Thursday
Recycled garbage to become Boracay’s next tourist attraction
BORACAY ISLAND, Aklan– Promoters of the sustainable waste management (SWM) here are fast-tracking efforts on making this resort island become ‘zero-waste’ by 2010.

“Almost all of the best practices on sustainable waste management in the entire country, we already practiced it here. We already have requested several organizations in Metro Manila to bring us more facilities for recycling wastes,” said Antonio.
Barangay Balabag is the center of tourism activities in Boracay hosting more than 400 resorts out of more than 600 establishments currently in Boracay.
“Our waste collection truck gathered 90 tons of garbage in the public places of barangay alone monthly. These do not include tons of garbage taken from garden waste and from private resorts that have their own garbage trucks as they deliver their wastes in our MRF,” said Antonio.
The garbage truck before collecting the garbage of the residents and some resorts see to it that wastes are already segregated from biodegradable to non-biodegradable.

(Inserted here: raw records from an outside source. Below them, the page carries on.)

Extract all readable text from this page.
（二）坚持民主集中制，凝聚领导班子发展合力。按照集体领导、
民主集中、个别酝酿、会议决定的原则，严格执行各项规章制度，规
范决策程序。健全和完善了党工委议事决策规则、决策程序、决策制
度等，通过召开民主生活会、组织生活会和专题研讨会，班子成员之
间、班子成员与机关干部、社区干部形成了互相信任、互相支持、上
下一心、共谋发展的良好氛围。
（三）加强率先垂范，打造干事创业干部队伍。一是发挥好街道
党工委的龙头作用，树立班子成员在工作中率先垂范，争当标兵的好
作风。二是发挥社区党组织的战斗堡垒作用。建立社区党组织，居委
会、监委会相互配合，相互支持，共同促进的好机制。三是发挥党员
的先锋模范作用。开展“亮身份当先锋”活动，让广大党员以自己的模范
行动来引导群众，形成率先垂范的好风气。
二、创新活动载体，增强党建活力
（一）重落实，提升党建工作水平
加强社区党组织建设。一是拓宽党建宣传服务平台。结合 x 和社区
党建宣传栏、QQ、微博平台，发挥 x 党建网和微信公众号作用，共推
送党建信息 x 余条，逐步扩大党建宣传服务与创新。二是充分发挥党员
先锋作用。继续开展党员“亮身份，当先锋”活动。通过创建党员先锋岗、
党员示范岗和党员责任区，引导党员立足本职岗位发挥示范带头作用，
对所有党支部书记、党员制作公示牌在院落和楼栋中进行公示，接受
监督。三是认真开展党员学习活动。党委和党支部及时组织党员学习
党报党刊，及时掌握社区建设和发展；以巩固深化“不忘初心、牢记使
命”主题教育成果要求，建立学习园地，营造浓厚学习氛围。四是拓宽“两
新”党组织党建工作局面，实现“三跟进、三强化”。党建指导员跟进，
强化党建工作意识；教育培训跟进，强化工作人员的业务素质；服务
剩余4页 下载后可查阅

“We also do vermiculture and some of our personnel also do part-time in recycling magazines and newspapers and developed them into souvenir items such as trinkets, beads, bracelets and necklace,” said Antonio.
The shredded bottles and cans are mixed with used cooking oil and recycled into styrofor bricks that could be used as flooring for resorts and houses.
Currently, the produced bricks and other recycled materials are delivered to the Balabag Parish for free as part of its beautification efforts.
The MRF also sells organic fertilizers at an almost ‘give-away’ prices. It is also now open for educational tours for students, environmentalists and SWM enthusiasts.
The facilities were set up to comply with Republic Act 9003 or the Ecological Solid Waste Management Act, which not only bans open dumping but also provides for waste management starting at the barangay level. A similar MRF facilities were also established in other Boracay barangays Manoc-Manoc and Yapak.
The MRF-Balabag is being headed by its former barangay captain Glen Sacapano.